Adore Me is ranked No. 9 on Crain’s New York’s Fast 50 list of the fastest-growing companies in New York, and has ranked three times on the Inc. 500 list of the fastest-growing private companies in America.

Since it was founded in 2012, the company has grown to a team of 140 employees across the U.S. and Europe, with revenues growing from $1 million in 2012 to $84 million in 2016.

Self-described as more of a tech guy than a lingerie guy, Lucaciu has coordinated a suite of tech offerings that not only get products in front of customers quickly, but also keep those customers engaged with sophisticated software and coding tools. Without getting too deep into the details, Lucaciu has become a fan of Google’s Angular platform, which allows one set of code to be written for web and mobile. The deployment of Adore Me’s online magazine and catalog is supported by Angular, and has enabled Lucaciu and his team to be agile where its corporate competitors are not. Using Angular improves the user experience – and for Lucaciu, UX is key to AdoreMe’s success. On the front end, he noted, smart data practices enables the ability to run several UX experiments and roll out different features to different segments.

“It enables us to monitor sales and create KPIs that help us drive decision-making,” he said. “Instead of using Excel sheets from the U.S. headquarters and trying to prepare for a big meeting, we can drive decisions in minutes. And also, I love seeing the learnings we get from customer service about our shipping, tracking and interactions. We can actually push solutions to anything pretty fast. It’s about listening, learning and reacting.”

Lucaciu is big on experimentation. His infrastructure and small engineering team all have the green light to make product decisions, measure KPIs and adjust internal features. His vigilance with every step of the purchase funnel reinforces his trust in his team and his willingness to take risks.

Marketing activities are closely tied to the team’s experiments. “To make the best decisions, I want our people to use their brains for important stuff,” he noted. “Technology liberates the headspace of all our colleagues – and the creative ideas from technology help the customer. Using capital efficiency, we can do much more effective things when we’re focused on the customer. By making decisions with fewer people, we can have a bigger impact.”

The focus on metrics and customer behavior has helped Adore Me achieve a lower cart abandonment rate and higher conversion rate. Lucaciu’s efforts are supported by the recent Checkout Conversion Index, which showed that at the end of Q4, the overall CCI score was 54.6, an increase of 3.2 points since Q1 (an increase of 6.3 percent). This translated into approximately $97.8 billion in sales that were put at risk due to checkout friction, a 43.7 percent decrease in less than a year’s time.

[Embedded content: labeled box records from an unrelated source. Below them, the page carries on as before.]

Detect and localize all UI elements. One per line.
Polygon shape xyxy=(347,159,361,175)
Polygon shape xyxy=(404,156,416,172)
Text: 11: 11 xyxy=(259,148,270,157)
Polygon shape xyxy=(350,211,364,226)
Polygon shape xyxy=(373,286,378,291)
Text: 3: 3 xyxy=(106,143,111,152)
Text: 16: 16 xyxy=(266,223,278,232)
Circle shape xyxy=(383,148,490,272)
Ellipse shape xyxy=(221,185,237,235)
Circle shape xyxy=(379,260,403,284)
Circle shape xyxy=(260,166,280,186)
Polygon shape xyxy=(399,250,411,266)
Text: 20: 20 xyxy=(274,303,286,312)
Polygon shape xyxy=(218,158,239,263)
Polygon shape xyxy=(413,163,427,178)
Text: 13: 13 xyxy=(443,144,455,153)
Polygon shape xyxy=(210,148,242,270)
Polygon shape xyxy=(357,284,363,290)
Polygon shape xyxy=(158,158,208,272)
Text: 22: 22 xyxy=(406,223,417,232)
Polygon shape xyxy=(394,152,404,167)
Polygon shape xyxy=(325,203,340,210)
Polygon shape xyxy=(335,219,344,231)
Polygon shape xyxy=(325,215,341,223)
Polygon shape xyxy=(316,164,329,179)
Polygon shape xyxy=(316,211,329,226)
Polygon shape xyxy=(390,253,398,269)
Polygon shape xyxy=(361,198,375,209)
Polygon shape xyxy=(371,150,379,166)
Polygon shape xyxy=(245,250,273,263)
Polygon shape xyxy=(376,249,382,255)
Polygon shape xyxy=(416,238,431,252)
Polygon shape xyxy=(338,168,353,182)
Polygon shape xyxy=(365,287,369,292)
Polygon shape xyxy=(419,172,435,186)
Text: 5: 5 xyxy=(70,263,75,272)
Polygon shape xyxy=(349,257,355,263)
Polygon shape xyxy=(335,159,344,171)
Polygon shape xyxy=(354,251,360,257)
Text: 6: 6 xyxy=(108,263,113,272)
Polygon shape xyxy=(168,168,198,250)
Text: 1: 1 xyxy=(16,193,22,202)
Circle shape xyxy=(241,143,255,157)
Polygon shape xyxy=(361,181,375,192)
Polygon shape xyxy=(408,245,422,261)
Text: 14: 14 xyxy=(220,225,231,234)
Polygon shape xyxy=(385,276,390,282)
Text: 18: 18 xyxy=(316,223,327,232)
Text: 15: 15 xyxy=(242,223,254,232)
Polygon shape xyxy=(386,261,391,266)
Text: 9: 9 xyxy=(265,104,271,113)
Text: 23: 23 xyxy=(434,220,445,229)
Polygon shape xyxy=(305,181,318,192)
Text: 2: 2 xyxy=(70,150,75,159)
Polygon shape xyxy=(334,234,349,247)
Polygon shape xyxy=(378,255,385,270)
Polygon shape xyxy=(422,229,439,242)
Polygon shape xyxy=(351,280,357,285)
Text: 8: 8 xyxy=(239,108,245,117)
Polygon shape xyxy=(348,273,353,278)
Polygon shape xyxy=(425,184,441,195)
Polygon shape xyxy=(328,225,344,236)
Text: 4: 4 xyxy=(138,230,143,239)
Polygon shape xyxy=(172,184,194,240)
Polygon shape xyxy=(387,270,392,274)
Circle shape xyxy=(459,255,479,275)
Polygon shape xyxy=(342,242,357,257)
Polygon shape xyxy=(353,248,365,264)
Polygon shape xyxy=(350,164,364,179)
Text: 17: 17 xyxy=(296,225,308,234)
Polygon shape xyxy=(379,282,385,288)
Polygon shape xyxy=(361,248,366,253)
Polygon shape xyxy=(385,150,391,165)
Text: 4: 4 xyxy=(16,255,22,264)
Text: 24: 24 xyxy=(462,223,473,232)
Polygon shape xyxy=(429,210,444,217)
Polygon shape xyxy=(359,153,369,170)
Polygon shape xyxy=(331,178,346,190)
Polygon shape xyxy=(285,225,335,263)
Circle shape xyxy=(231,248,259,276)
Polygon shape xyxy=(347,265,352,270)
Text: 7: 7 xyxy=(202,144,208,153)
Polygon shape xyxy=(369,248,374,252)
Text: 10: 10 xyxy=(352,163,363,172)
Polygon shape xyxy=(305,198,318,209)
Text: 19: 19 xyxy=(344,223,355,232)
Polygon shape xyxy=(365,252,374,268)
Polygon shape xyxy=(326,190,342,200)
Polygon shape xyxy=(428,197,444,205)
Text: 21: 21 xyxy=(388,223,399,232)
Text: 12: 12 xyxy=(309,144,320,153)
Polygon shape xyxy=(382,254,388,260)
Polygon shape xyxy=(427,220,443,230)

It also reflects improvements not only in retailers’ desktop conversion rates, but also their mobile conversion rates. PYMNTS research shows that 1.9 of every 100 mobile browsers hit “buy” in Q4 of 2019, an increase of 0.1 percentage points since Q1. At the same time, the share of consumers who bought products they browsed on retailers’ desktop sites increased 0.23 percentage points to 4.1 between Q1 and Q4 of 2019.

While they’re confident in their eCommerce expansion, Adore Me has been cautious about brick-and-mortar expansion, regarding Victoria’s Secret as a cautionary tale.

“Right now, we're taking each of the stores to the best level that they can be and doing a lot of innovation there,” Lucaciu said. “We have magic mirrors in each of the six stores, and analytics feeds that drive merchandising and inventory management. And again, the people in the stores are super important, more so than the technology.”

Adore Me is not about to be seduced by the VC money that might make expansion easier but could impede innovation. As Lucaciu noted, he doesn’t want to have money to burn and inventory to waste. In fact, that might just be the company’s philosophy in a nutshell.